Sunday, February 9, 2014

Zucchini, Feta and Olive Oil Muffins

These are the kinds of muffins I live for.  Zucchini, feta, extra virgin olive oil, basil and black pepper all in one bite!  No sweetness exists with these treats (it felt so foreign to not add sugar to the batter) but they are every bit as good as the dessert muffins I bake.

Perfectly light and fluffy from the evaporated milk and eggs, these are an unexpected treat.  The feta cheese adds just a hint of salt without weighing down the finished product.  The basil and zucchini produce an earthy flavor while the extra virgin olive oil adds fruitiness.  Harmonious is how I would describe these beauties.  Perfect for breakfast, lunch or dinner.  If you crave these ingredients, then these muffins are for you :)


Zucchini, Feta and Olive Oil Muffins
Source: Miss Sammi Sunshine

1 cup whole wheat pastry flour (I used AP flour)
1/2 cup all-purpose flour
1 1/2 tsp. baking powder
1 tsp. baking soda
1 tsp. salt
1/2 tsp. black pepper
1 1/2 cups grated zucchini
1 cup feta cheese
1/2 cup milk (I used evaporated milk)
1/4 cup extra virgin olive oil
2 eggs
3 TBSP. freshly chopped basil (I used 2 t dried basil)

1. Preheat oven to 350 degrees.

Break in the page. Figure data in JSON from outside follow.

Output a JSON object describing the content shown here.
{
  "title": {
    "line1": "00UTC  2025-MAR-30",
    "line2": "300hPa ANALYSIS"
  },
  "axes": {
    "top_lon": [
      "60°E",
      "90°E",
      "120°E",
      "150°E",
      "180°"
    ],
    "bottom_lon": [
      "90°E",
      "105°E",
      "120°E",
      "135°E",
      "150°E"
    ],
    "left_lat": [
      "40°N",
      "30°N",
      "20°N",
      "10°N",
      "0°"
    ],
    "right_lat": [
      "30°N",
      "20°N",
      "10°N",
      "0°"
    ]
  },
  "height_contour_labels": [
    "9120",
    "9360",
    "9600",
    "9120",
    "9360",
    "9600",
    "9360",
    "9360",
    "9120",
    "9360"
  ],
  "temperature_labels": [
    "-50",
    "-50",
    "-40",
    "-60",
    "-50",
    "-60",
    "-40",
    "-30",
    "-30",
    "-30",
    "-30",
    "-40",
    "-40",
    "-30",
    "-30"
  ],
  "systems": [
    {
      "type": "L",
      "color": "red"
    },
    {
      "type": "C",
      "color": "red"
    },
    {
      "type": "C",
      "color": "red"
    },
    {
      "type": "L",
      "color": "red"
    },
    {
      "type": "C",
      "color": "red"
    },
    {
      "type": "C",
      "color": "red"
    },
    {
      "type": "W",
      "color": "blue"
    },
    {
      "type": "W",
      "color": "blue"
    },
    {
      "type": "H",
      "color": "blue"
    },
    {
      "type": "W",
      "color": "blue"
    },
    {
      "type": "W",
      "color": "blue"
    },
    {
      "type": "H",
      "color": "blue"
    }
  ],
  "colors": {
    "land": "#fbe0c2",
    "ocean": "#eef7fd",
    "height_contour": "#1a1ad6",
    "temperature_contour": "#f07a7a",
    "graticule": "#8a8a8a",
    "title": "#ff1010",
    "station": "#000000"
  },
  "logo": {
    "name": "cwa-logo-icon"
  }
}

Grease a muffin pan or line with muffin liners.
2. Combine the flours, baking powder, baking soda, salt and pepper in a large bowl. Add the zucchini and feta cheese and mix until combined.
3. In a medium bowl, whisk together the rest of the ingredients. Add to the other bowl of ingredients and mix gently until everything is combined.
4. Scoop mixture into muffin pan and divide evenly between 12  cups. Bake for 15-20 minutes or until lightly browned on top.